There could be climate advantages from an AI boom, the IEA noted.
“Energy innovation challenges are characterised by the kinds of problems AI is good at solving,” it wrote. “For example, only 0.01% of next-generation solar PV materials have been experimentally produced, leaving a huge set of possible materials still to be explored. AI could allow scientists to dramatically accelerate the process of finding and testing promising materials, battery chemistries and carbon capture molecules.”
That said, it’s not clear that the biggest barriers for a renewable energy buildout at this point are technological, given the advantages the IEA noted that wind, solar, and storage already enjoy over natural gas.
In fact, as the nation’s power grid expands, public policy could play an even bigger role, potentially overshadowing advantages that renewables might have over fossil fuels.
“House Republicans are poised to vote on a budget resolution that would set the stage to repeal the energy tax credits incentivizing well over 90 percent of the electricity generation poised to come onto the grid,” Frank Pallone, ranking member of the Energy and Commerce committee noted at the committee’s April 9 Congressional hearing, referring to tax credits for renewable energy.
It’s also far from clear that the tech industry will prove to be as hungry for fossil fuel power as some predict.

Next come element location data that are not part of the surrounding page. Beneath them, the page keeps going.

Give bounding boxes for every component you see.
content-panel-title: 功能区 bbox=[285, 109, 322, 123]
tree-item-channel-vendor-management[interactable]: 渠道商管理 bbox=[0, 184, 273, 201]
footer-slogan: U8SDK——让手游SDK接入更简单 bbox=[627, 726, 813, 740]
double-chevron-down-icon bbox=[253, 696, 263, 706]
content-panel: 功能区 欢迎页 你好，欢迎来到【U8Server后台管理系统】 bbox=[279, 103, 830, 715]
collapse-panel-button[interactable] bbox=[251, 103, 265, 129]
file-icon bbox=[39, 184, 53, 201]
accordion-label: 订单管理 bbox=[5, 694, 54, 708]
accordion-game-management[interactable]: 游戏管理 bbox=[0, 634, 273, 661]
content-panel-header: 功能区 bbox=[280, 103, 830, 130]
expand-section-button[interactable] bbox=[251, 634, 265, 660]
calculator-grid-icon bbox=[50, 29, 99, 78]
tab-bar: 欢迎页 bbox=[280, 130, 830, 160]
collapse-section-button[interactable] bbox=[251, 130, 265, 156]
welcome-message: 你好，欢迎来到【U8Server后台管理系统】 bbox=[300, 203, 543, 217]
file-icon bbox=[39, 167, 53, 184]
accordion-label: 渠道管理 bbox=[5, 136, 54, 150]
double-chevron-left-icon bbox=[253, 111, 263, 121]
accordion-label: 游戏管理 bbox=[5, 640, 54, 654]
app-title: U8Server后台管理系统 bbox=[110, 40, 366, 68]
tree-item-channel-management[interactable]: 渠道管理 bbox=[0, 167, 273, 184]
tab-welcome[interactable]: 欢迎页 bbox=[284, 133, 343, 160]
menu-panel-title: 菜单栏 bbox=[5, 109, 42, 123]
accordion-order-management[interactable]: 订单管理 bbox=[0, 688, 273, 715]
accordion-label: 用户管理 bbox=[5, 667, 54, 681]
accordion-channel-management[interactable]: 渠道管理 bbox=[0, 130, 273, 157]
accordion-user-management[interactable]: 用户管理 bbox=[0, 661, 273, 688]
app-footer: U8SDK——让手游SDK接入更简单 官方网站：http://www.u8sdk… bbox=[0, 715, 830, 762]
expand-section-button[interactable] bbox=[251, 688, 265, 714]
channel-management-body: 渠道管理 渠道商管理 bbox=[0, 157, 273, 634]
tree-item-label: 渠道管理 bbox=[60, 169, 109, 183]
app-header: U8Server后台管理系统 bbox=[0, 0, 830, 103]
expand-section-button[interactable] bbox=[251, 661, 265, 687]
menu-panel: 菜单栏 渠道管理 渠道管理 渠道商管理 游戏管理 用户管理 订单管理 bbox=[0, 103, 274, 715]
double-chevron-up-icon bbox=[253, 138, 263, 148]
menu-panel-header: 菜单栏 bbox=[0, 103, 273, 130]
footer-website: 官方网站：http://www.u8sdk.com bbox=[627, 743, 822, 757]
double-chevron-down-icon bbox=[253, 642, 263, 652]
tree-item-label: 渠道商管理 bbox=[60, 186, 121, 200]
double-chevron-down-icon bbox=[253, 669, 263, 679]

First, advances in AI technology could drive energy consumption down. Concerns are emerging that the technology may not fully live up to the hype, at least from investors’ standpoints, with Alibaba Group chairman Joe Tsai telling a Hong Kong investment summit in March that data construction may have already reached “the beginning of some kind of bubble.” Plus, the Trump tariffs have injected extraordinary levels of uncertainty into global markets, leaving some experts wondering if the upheaval could derail an AI boom.
When it comes to domestic AI policy, U.S. Republicans have signaled their intent to look beyond European institutions as they think about energy policy and AI demand. “I believe you said in your presentation, Europe has chosen not to grow,” Rep. Guthrie said to Schmidt at the April 9 hearing, “so we can’t look there as an example.”
And indeed, it seems, the path on AI and fossil fuels that the Trump administration is taking the U.S. down just might look strikingly similar to the one forged by the Kingdom of Saudi Arabia.